Ellen Johnston known as "The Factory Girl" (c.1835 – April 12, 1874) was a Scottish power-loom weaver and poet. She is known because of her autobiography and later reevaluations of her working class poetry.
Life
She was born in Hamilton in Lanarkshire in about 1835. She and her mother were abandoned by her father who emigrated to America (and died there). Her mother remarried and when she was thirteen she joined her step father working a power loom.[1] Her step father sexually abused her and he had started her working at age ten to cure her of her bookish pretensions.[2]
She could read and she enjoyed reading. She was interested particularly in the writings of the Scottish novelist Sir Walter Scott. She was not shy and she hoped one day to be an actress.[1]
She did not get on well with her workmates as she was over keen to please her bosses and she also gave birth to a daughter, Mary Achenvole, without being married in 1852. In 1854 she had her first poem published Lord Raglan's address to the allied armies', in the Glasgow Examiner.
The Reverend George Gilfillan (the poet) wrote well of her work as did the Duke of Buccleuch although some might have been patronising. She continued to publish poetry in newspapers as "The Factory Girl" and at one point she gave up work due to illness but lack of money took her back. Her mother died in 1861 and she went to live with her aunt in Dundee.[1]
It was said that in 1863 she could not get a job in Dundee because of her unpopularity.[1]
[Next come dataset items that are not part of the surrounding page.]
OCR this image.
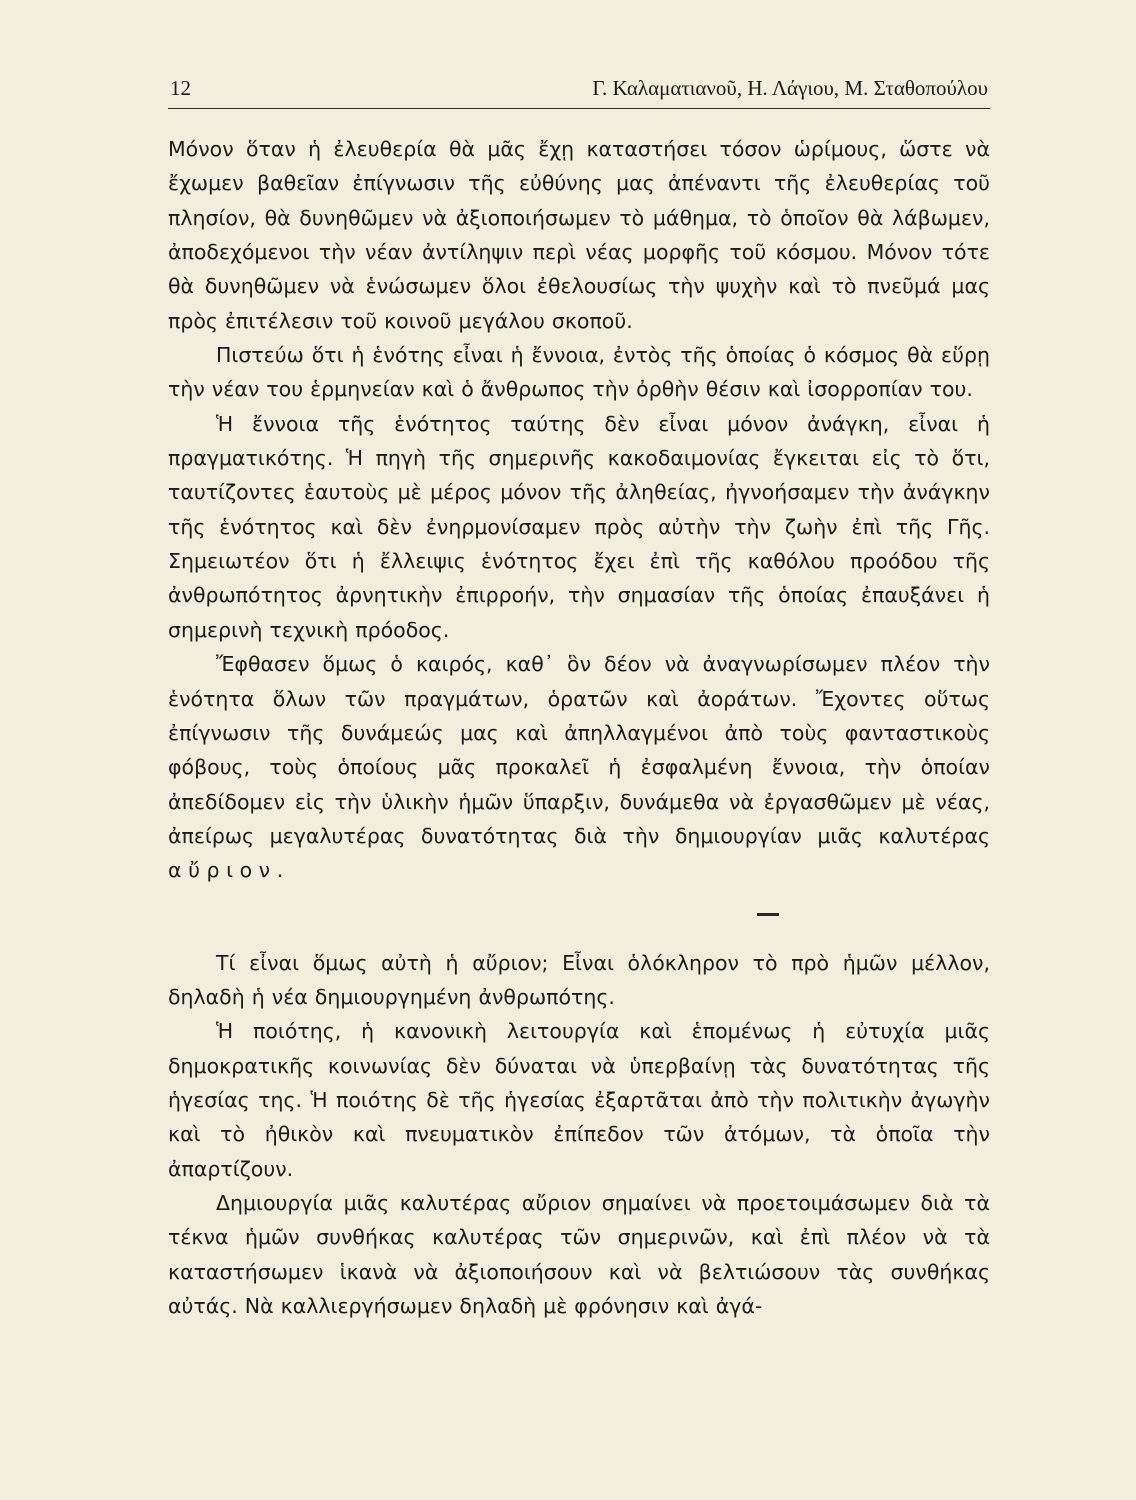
12	Γ. Καλαματιανοῦ, Η. Λάγιου, Μ. Σταθοπούλου

Μόνον ὅταν ἡ ἐλευθερία θὰ μᾶς ἔχῃ καταστήσει τόσον ὡρίμους, ὥστε νὰ ἔχωμεν βαθεῖαν ἐπίγνωσιν τῆς εὐθύνης μας ἀπέναντι τῆς ἐλευθερίας τοῦ πλησίον, θὰ δυνηθῶμεν νὰ ἀξιοποιήσωμεν τὸ μάθημα, τὸ ὁποῖον θὰ λάβωμεν, ἀποδεχόμενοι τὴν νέαν ἀντίληψιν περὶ νέας μορφῆς τοῦ κόσμου. Μόνον τότε θὰ δυνηθῶμεν νὰ ἑνώσωμεν ὅλοι ἐθελουσίως τὴν ψυχὴν καὶ τὸ πνεῦμά μας πρὸς ἐπιτέλεσιν τοῦ κοινοῦ μεγάλου σκοποῦ.

Πιστεύω ὅτι ἡ ἑνότης εἶναι ἡ ἔννοια, ἐντὸς τῆς ὁποίας ὁ κόσμος θὰ εὕρῃ τὴν νέαν του ἑρμηνείαν καὶ ὁ ἄνθρωπος τὴν ὀρθὴν θέσιν καὶ ἰσορροπίαν του.

Ἡ ἔννοια τῆς ἑνότητος ταύτης δὲν εἶναι μόνον ἀνάγκη, εἶναι ἡ πραγματικότης. Ἡ πηγὴ τῆς σημερινῆς κακοδαιμονίας ἔγκειται εἰς τὸ ὅτι, ταυτίζοντες ἑαυτοὺς μὲ μέρος μόνον τῆς ἀληθείας, ἠγνοήσαμεν τὴν ἀνάγκην τῆς ἑνότητος καὶ δὲν ἐνηρμονίσαμεν πρὸς αὐτὴν τὴν ζωὴν ἐπὶ τῆς Γῆς. Σημειωτέον ὅτι ἡ ἔλλειψις ἑνότητος ἔχει ἐπὶ τῆς καθόλου προόδου τῆς ἀνθρωπότητος ἀρνητικὴν ἐπιρροήν, τὴν σημασίαν τῆς ὁποίας ἐπαυξάνει ἡ σημερινὴ τεχνικὴ πρόοδος.

Ἔφθασεν ὅμως ὁ καιρός, καθ᾿ ὃν δέον νὰ ἀναγνωρίσωμεν πλέον τὴν ἑνότητα ὅλων τῶν πραγμάτων, ὁρατῶν καὶ ἀοράτων. Ἔχοντες οὕτως ἐπίγνωσιν τῆς δυνάμεώς μας καὶ ἀπηλλαγμένοι ἀπὸ τοὺς φανταστικοὺς φόβους, τοὺς ὁποίους μᾶς προκαλεῖ ἡ ἐσφαλμένη ἔννοια, τὴν ὁποίαν ἀπεδίδομεν εἰς τὴν ὑλικὴν ἡμῶν ὕπαρξιν, δυνάμεθα νὰ ἐργασθῶμεν μὲ νέας, ἀπείρως μεγαλυτέρας δυνατότητας διὰ τὴν δημιουργίαν μιᾶς καλυτέρας αὔριον.

Τί εἶναι ὅμως αὐτὴ ἡ αὔριον; Εἶναι ὁλόκληρον τὸ πρὸ ἡμῶν μέλλον, δηλαδὴ ἡ νέα δημιουργημένη ἀνθρωπότης.

Ἡ ποιότης, ἡ κανονικὴ λειτουργία καὶ ἑπομένως ἡ εὐτυχία μιᾶς δημοκρατικῆς κοινωνίας δὲν δύναται νὰ ὑπερβαίνῃ τὰς δυνατότητας τῆς ἡγεσίας της. Ἡ ποιότης δὲ τῆς ἡγεσίας ἐξαρτᾶται ἀπὸ τὴν πολιτικὴν ἀγωγὴν καὶ τὸ ἠθικὸν καὶ πνευματικὸν ἐπίπεδον τῶν ἀτόμων, τὰ ὁποῖα τὴν ἀπαρτίζουν.

Δημιουργία μιᾶς καλυτέρας αὔριον σημαίνει νὰ προετοιμάσωμεν διὰ τὰ τέκνα ἡμῶν συνθήκας καλυτέρας τῶν σημερινῶν, καὶ ἐπὶ πλέον νὰ τὰ καταστήσωμεν ἱκανὰ νὰ ἀξιοποιήσουν καὶ νὰ βελτιώσουν τὰς συνθήκας αὐτάς. Νὰ καλλιεργήσωμεν δηλαδὴ μὲ φρόνησιν καὶ ἀγά-
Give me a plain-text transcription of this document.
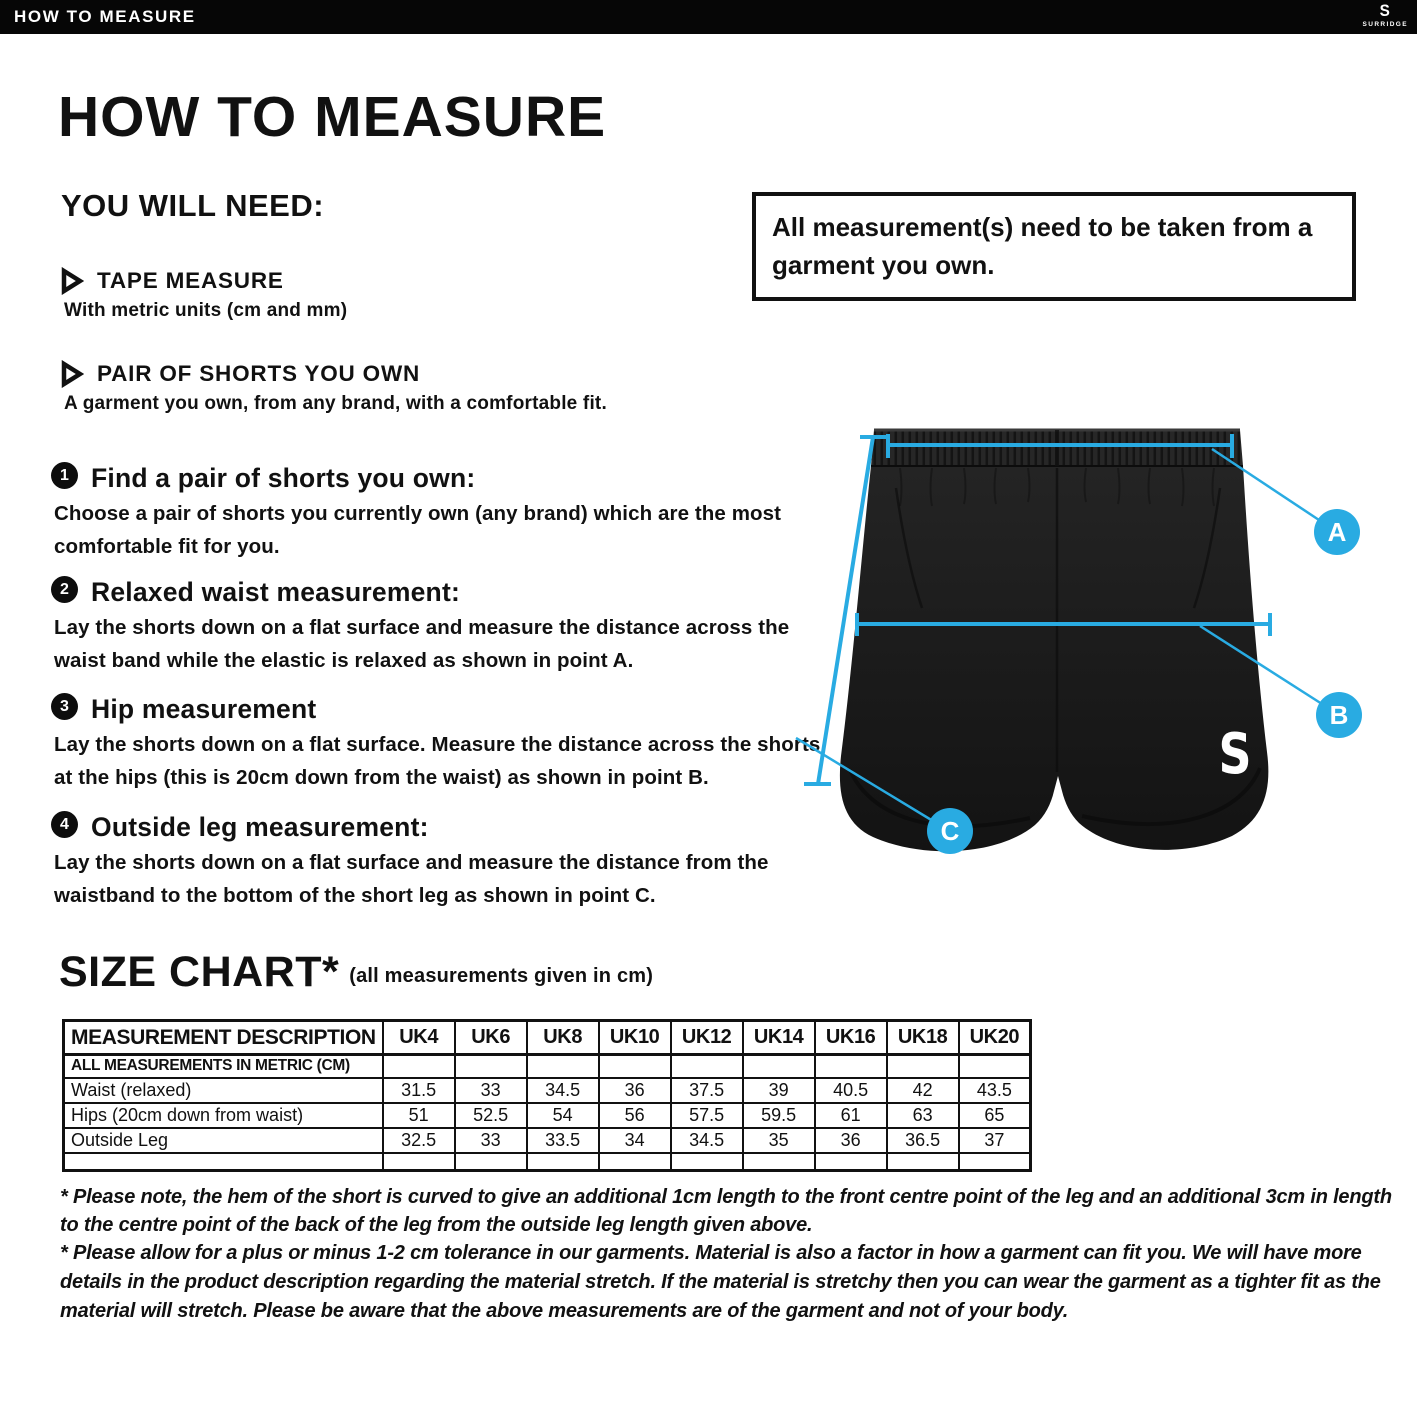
HOW TO MEASURE	S
SURRIDGE
HOW TO MEASURE
YOU WILL NEED:
TAPE MEASURE
With metric units (cm and mm)
PAIR OF SHORTS YOU OWN
A garment you own, from any brand, with a comfortable fit.
All measurement(s) need to be taken from a garment you own.
1 Find a pair of shorts you own:
Choose a pair of shorts you currently own (any brand) which are the most comfortable fit for you.
2 Relaxed waist measurement:
Lay the shorts down on a flat surface and measure the distance across the waist band while the elastic is relaxed as shown in point A.
3 Hip measurement
Lay the shorts down on a flat surface. Measure the distance across the shorts at the hips (this is 20cm down from the waist) as shown in point B.
4 Outside leg measurement:
Lay the shorts down on a flat surface and measure the distance from the waistband to the bottom of the short leg as shown in point C.
S
A
B
C
SIZE CHART* (all measurements given in cm)
MEASUREMENT DESCRIPTION	UK4	UK6	UK8	UK10	UK12	UK14	UK16	UK18	UK20
ALL MEASUREMENTS IN METRIC (CM)									
Waist (relaxed)	31.5	33	34.5	36	37.5	39	40.5	42	43.5
Hips (20cm down from waist)	51	52.5	54	56	57.5	59.5	61	63	65
Outside Leg	32.5	33	33.5	34	34.5	35	36	36.5	37

* Please note, the hem of the short is curved to give an additional 1cm length to the front centre point of the leg and an additional 3cm in length to the centre point of the back of the leg from the outside leg length given above.
* Please allow for a plus or minus 1-2 cm tolerance in our garments. Material is also a factor in how a garment can fit you. We will have more details in the product description regarding the material stretch. If the material is stretchy then you can wear the garment as a tighter fit as the material will stretch. Please be aware that the above measurements are of the garment and not of your body.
In 1867 she published her autobiography, Poems and Songs of Ellen Johnston, the ‘Factory Girl.[3]
Death and legacy
Johnston probably died in Glasgow in 1874 as "Helen Johnston" on 12 April in a workhouse.[1] Johnston's poetry was considered by some as of no lasting value, but in 1991 her poem written in dialect "The Last Sark" was published in An Anthology of Scottish Women Poets. In 1998 Gustav Klaus's biography "Factory Girl: Ellen Johnston and Working-class Poetry in Victorian Scotland" was published.[4] Johnston is studied because she represents the voice of working-class women.[5] In 2007, her autobiography, was reprinted.[2]